AROUND 25,000 engineering construction workers, who build and maintain Britain’s power stations and petrochemical sites, members of Unite and GMB trade unions, are to be balloted for official strike action. This is in pursuit of union demands to improve job security, health and safety, and pay and conditions.

Alistair Tice

This was the unanimous decision of the national stewards meeting held in Manchester on 5 June after hearing reports from national officers that the employers’ organisation has ‘offered’ a pay freeze and refused most other demands including a union-monitored register of unemployed workers, in the review of the national agreement (NAECI) for 2010.

The employers’ real intent is to undermine the NAECI and turn it into little more than a ‘voluntary’ code of practice so that pay and conditions can be eroded to boost their profits.

It has just been learned that a British steel work contractor, Cleveland Bridge, is demanding in the London area that its workers take a £2 an hour pay cut because it says it cannot compete with foreign subcontractors. Yet the employers have so far refused union demands that would allow the unions to audit whether contractors can comply with the NAECI at the pre-award stage.
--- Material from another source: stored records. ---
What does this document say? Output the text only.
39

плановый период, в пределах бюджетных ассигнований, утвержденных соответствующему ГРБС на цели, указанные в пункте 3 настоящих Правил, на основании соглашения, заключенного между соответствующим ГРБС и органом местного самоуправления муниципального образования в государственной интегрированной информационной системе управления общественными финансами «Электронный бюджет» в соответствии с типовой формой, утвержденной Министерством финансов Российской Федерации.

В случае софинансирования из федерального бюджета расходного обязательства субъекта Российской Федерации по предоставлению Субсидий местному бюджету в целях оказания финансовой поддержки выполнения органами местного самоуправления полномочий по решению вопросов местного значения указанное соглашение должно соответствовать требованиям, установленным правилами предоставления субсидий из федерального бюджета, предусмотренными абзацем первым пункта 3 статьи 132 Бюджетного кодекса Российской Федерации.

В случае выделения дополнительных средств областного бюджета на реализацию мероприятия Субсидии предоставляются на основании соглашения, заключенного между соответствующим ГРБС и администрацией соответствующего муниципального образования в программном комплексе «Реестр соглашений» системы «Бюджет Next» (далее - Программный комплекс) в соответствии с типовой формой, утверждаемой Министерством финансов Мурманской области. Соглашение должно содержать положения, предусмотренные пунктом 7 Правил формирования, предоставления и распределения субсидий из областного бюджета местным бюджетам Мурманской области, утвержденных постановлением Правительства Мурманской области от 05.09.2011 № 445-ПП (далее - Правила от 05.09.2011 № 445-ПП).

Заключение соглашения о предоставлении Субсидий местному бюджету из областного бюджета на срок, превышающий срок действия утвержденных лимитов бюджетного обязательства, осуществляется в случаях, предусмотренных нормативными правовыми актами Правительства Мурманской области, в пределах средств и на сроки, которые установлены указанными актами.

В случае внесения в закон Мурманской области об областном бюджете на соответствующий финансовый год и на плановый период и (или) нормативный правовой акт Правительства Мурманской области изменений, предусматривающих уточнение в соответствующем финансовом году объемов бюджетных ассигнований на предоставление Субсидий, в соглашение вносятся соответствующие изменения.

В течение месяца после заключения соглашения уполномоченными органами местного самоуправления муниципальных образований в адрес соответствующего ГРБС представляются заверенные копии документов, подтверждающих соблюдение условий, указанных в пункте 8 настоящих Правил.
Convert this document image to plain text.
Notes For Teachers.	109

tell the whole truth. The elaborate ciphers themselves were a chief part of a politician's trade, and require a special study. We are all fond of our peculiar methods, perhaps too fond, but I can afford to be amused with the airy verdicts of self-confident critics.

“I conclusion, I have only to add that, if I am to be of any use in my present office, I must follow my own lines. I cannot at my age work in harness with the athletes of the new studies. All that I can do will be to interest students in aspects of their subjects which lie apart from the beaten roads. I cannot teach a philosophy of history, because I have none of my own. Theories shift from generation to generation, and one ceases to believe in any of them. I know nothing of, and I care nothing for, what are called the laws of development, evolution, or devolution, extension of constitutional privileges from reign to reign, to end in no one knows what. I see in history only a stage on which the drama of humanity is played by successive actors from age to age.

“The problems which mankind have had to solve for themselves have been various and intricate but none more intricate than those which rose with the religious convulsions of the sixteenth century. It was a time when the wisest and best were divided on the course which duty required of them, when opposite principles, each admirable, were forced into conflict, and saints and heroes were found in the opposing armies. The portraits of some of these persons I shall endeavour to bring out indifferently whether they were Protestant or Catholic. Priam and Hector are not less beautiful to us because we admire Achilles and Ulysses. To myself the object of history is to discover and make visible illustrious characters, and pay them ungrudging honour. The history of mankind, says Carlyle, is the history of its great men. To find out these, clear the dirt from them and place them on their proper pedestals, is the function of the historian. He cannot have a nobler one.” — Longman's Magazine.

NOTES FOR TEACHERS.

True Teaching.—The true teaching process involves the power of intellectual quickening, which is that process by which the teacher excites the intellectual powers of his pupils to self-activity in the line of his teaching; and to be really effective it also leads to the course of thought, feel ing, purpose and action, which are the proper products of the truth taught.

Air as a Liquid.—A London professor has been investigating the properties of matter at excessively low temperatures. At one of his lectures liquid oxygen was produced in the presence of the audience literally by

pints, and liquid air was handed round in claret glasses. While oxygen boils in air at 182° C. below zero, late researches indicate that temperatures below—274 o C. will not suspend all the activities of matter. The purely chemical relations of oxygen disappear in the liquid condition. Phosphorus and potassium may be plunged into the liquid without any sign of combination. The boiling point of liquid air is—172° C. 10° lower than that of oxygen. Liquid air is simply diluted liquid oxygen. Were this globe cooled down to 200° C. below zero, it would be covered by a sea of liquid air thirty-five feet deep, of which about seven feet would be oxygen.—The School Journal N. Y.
NAECI terms have been undercut by contractors paying less than the national rate at Isle of Grain, skills dilution at Lindsey Oil Refinery (LOR) and flouting of health and safety at Staythorpe. This cost-cutting ‘race to the bottom’ is what provoked the mass unofficial walk-outs by thousands of construction workers in support of LOR workers in January and South Hook workers in May.

Given this pressure from the rank and file, and the employers’ refusal to make concessions, the trade union officials had no option but to call an official ballot. Stewards will campaign hard for a big Yes vote, especially amongst the repair and maintenance workers who so far have not been widely involved in industrial action.

The unions will make every effort to make the ballot legally watertight but given the nature of the industry, it is almost inevitable that the employers will challenge it. In that case, armed with a big Yes vote, the unions should defy the anti-union laws and go ahead with strike action.